Die Lichtblick AG ist eine 100prozentige Tochter der Turina Holding GmbH & Co KG. Die Turina Holding ist laut Lichtblick im Besitz überwiegend Hamburger Kaufleute. Sie gehört zu 90 Prozent dem Hamburger Unternehmer Michael Saalfeld. Laut wikipedia ist Michael Saalfeld Gründer und Miteigentümer der Concord Power GmbH, die in der Zeit von April 2002 bis Februar 2004 zusammen mit EnBW ein GuD-Kraftwerk in Lubmin geplant hat. Im Jahre 2008 stellte Lichtblick nach Angaben von Geschäftsführer Tschischwitz der schwarz-grünen Koalition in Hamburg Pläne für ein 500 bis 800 Millionen Euro teures Gaskraftwerk für 400 bis 800 Megawatt Strom und 400 Megawatt Fernwärme vor.
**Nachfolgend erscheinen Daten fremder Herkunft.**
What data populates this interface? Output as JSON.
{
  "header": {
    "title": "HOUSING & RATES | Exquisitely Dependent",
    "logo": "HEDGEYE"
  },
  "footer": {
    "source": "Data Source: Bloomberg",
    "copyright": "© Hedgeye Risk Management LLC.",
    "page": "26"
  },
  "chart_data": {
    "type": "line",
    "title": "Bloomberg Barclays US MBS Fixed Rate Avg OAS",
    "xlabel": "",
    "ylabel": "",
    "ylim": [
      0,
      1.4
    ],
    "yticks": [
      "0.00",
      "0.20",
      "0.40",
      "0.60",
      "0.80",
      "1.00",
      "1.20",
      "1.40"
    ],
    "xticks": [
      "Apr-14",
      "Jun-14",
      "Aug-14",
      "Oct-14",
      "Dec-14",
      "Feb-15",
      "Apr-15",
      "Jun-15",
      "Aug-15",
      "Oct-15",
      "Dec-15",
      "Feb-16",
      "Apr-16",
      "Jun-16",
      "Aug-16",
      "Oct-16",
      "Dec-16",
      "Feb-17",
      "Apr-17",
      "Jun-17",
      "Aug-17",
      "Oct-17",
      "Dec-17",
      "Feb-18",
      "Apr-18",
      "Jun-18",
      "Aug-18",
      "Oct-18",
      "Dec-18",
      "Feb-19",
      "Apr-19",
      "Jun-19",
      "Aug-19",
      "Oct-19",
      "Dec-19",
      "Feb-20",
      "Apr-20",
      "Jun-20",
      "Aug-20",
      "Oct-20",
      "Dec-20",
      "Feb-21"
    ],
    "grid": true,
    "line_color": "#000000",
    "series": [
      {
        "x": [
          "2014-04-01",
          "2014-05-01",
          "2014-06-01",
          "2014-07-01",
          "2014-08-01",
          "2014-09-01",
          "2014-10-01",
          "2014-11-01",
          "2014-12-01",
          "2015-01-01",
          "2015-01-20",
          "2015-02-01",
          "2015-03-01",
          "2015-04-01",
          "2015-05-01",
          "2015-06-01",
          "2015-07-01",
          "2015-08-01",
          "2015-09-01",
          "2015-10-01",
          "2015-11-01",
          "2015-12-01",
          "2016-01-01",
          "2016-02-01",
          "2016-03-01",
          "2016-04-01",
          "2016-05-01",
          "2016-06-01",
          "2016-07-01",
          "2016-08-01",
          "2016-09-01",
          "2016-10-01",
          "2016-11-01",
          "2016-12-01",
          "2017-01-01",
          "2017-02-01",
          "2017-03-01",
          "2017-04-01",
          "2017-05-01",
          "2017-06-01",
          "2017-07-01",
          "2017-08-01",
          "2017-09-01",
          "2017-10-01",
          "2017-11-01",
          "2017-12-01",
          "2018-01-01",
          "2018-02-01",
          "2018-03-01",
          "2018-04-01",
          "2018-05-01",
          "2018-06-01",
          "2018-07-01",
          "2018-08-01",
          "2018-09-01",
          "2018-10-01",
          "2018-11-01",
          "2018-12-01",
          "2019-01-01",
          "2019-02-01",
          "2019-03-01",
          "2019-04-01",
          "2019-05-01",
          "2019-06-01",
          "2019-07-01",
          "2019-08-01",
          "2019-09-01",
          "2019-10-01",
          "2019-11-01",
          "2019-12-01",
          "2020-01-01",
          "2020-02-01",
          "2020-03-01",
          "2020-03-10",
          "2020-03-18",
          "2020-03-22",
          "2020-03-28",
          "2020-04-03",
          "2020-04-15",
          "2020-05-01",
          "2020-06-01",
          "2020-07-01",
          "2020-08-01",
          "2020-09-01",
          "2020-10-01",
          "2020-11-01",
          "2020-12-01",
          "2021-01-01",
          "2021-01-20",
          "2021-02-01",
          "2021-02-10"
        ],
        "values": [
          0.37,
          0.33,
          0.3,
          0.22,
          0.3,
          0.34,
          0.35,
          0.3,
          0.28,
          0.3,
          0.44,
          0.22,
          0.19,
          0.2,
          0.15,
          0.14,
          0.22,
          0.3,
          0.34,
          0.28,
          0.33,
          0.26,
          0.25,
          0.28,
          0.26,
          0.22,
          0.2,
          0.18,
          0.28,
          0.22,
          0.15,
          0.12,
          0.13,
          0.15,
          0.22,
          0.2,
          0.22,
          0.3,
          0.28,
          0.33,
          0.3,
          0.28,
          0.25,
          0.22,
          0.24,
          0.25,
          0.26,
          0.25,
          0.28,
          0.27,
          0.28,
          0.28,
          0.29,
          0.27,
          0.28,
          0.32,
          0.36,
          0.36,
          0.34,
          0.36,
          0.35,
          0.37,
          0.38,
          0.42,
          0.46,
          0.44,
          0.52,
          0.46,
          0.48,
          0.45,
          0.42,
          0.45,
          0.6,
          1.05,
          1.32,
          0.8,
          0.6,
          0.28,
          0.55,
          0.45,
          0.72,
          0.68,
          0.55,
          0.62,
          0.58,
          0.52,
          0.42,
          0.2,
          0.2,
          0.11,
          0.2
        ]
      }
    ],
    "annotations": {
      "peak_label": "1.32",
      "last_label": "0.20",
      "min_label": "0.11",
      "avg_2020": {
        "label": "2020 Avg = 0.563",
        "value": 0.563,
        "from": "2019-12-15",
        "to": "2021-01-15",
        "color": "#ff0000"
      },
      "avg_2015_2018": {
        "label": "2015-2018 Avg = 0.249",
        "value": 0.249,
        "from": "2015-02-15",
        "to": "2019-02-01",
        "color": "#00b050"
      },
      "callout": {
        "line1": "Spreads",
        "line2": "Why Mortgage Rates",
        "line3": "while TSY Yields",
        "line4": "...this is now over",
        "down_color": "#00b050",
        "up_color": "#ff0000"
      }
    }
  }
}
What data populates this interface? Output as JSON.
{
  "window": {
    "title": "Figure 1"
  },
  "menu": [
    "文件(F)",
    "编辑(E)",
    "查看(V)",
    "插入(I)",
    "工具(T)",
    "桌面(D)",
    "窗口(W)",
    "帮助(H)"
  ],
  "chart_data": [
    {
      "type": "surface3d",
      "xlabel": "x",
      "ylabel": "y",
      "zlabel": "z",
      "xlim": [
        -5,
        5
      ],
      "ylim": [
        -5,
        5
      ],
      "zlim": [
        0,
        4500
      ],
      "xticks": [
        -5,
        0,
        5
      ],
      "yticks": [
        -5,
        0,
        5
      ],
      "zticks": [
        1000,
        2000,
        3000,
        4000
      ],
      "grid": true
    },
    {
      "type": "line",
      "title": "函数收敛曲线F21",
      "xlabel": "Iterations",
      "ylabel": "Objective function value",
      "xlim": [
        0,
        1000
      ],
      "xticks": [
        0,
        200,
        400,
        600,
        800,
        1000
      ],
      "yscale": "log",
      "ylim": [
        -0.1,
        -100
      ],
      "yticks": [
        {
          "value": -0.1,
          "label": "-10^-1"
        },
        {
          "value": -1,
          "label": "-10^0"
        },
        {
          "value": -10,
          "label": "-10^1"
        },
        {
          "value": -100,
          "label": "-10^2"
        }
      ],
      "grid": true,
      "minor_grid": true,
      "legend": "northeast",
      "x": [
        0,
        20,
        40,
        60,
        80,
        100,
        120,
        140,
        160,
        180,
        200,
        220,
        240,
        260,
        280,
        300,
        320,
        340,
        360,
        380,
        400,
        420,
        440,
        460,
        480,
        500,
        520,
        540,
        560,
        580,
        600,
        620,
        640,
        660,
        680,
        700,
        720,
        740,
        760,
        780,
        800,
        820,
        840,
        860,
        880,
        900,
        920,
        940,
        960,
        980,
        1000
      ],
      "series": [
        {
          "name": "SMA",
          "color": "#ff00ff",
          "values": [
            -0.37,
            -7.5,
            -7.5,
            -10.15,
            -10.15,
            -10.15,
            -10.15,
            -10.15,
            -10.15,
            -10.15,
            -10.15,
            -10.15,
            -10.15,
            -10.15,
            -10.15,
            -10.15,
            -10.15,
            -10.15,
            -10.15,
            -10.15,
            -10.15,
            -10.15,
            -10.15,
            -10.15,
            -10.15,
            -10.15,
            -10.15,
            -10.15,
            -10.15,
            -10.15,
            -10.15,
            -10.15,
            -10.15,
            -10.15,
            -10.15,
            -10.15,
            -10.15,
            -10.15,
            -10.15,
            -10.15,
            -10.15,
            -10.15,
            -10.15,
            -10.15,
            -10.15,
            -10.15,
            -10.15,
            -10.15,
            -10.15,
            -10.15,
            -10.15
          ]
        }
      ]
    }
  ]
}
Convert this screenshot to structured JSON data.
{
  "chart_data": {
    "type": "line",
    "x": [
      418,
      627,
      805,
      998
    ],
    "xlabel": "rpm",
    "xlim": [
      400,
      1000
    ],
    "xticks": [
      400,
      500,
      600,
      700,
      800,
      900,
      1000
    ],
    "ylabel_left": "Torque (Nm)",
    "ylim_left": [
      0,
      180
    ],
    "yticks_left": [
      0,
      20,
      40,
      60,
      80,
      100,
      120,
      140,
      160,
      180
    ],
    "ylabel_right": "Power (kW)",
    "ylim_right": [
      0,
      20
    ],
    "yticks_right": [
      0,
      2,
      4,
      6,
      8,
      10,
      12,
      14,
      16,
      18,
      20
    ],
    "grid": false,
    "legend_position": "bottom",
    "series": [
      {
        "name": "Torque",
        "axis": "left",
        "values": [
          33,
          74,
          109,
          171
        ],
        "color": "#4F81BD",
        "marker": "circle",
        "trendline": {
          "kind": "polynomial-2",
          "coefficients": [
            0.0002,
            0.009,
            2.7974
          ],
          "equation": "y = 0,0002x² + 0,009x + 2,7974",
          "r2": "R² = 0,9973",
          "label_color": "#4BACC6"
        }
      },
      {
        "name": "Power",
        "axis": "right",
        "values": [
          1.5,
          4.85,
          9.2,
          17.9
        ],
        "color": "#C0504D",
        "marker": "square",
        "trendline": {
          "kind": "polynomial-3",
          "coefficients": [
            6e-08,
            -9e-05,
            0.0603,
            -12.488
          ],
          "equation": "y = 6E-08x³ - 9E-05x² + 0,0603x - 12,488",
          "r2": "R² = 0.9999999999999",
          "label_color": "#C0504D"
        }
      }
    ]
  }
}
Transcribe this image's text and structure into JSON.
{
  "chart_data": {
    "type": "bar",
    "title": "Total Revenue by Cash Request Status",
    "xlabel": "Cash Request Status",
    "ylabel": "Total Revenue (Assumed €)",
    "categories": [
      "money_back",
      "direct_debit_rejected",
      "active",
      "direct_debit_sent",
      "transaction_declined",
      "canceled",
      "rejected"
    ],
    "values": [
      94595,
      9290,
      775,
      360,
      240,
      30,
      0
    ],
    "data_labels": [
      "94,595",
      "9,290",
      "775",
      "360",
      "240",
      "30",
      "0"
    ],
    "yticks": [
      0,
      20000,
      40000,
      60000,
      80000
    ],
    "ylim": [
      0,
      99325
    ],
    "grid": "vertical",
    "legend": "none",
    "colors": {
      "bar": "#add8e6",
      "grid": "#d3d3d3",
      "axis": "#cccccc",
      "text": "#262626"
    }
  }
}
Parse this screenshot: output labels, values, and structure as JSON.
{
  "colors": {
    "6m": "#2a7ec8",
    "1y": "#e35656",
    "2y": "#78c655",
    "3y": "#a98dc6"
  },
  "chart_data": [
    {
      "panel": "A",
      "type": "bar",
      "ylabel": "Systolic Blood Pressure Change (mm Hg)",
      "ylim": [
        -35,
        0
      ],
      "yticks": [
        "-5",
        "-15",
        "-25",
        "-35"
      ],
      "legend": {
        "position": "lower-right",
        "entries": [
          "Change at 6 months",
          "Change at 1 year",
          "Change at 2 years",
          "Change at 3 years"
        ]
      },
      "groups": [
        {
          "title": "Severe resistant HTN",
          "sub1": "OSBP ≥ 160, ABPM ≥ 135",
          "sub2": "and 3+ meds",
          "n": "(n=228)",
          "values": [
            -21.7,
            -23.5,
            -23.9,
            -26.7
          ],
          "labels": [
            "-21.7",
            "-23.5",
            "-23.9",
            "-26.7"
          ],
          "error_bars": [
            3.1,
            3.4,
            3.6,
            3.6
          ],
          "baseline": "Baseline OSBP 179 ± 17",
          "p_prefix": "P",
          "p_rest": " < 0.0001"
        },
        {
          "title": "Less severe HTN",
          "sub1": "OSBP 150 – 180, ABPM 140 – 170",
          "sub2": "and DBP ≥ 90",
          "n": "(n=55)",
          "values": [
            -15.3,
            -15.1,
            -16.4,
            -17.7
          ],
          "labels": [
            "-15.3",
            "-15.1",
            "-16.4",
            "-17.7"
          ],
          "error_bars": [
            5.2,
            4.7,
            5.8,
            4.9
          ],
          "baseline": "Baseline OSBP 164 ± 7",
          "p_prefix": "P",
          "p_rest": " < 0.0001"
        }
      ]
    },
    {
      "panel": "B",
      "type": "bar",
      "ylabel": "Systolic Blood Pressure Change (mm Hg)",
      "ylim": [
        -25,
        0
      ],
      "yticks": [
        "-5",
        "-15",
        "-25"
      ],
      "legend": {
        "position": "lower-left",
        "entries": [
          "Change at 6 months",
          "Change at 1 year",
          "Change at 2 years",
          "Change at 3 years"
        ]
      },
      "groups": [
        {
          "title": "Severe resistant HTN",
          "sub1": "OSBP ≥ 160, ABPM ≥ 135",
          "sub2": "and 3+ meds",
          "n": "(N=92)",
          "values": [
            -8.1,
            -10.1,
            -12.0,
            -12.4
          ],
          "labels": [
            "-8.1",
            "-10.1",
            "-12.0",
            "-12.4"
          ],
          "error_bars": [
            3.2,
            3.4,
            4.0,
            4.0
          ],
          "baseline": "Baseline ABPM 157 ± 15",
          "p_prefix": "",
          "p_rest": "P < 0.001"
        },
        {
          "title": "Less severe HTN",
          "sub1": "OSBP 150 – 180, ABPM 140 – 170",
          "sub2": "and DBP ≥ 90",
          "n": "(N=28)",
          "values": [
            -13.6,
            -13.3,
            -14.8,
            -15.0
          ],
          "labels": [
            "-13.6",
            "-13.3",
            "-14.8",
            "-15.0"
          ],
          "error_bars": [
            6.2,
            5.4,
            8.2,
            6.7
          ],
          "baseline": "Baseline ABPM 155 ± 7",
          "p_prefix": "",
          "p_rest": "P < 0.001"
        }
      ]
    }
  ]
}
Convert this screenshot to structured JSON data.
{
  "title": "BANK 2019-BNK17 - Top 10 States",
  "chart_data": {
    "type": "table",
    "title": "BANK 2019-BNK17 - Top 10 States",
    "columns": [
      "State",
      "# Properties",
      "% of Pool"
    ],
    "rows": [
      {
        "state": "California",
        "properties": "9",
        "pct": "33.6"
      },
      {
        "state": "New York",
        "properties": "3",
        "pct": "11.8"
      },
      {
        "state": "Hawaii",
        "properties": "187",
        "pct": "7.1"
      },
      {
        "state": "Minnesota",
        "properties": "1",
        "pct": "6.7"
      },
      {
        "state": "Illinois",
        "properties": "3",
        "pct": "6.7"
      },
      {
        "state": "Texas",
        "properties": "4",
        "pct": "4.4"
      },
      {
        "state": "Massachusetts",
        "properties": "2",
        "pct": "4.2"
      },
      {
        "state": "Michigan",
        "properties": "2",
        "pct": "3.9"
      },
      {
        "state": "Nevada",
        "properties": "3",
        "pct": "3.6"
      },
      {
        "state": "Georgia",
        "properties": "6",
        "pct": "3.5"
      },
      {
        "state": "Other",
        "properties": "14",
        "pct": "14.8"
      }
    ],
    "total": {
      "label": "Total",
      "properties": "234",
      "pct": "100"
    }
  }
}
Sowohl Lichtblick als auch Naturstrom wurden 1998 gegründet. Das ist das Jahr des Regierungsantritts von rot-grün. 2000 trat das erste EEG in Kraft. Es erweiterte das von der christlich-liberalen Koalition zuvor für Strom aus Windkraftanlagen verabschiedete Einspeisungsgesetz auf weitere Energieträger.

Ich teile nicht die Auffassung dieser Unternehmen, dass die Verlängerung der Laufzeit der Kernkraftwerke die Absatzchancen für erneuerbare Energien mindern. Angesichts des hohen Anteils der fossilen Energieträger am Primärenergieverbrauch sollten alle Anstrengungen unternommen werden, diese zu ersetzen, statt vorrangig auf die Abschaltung der Kernkraftwerke zu setzen.

Anbieter von so genanntem Ökostrom sind normale Wirtschaftsunternehmen. Nach meiner Auffassung gehört das Sponsoring von Demonstrationen nicht zu deren Geschäftsfeldern.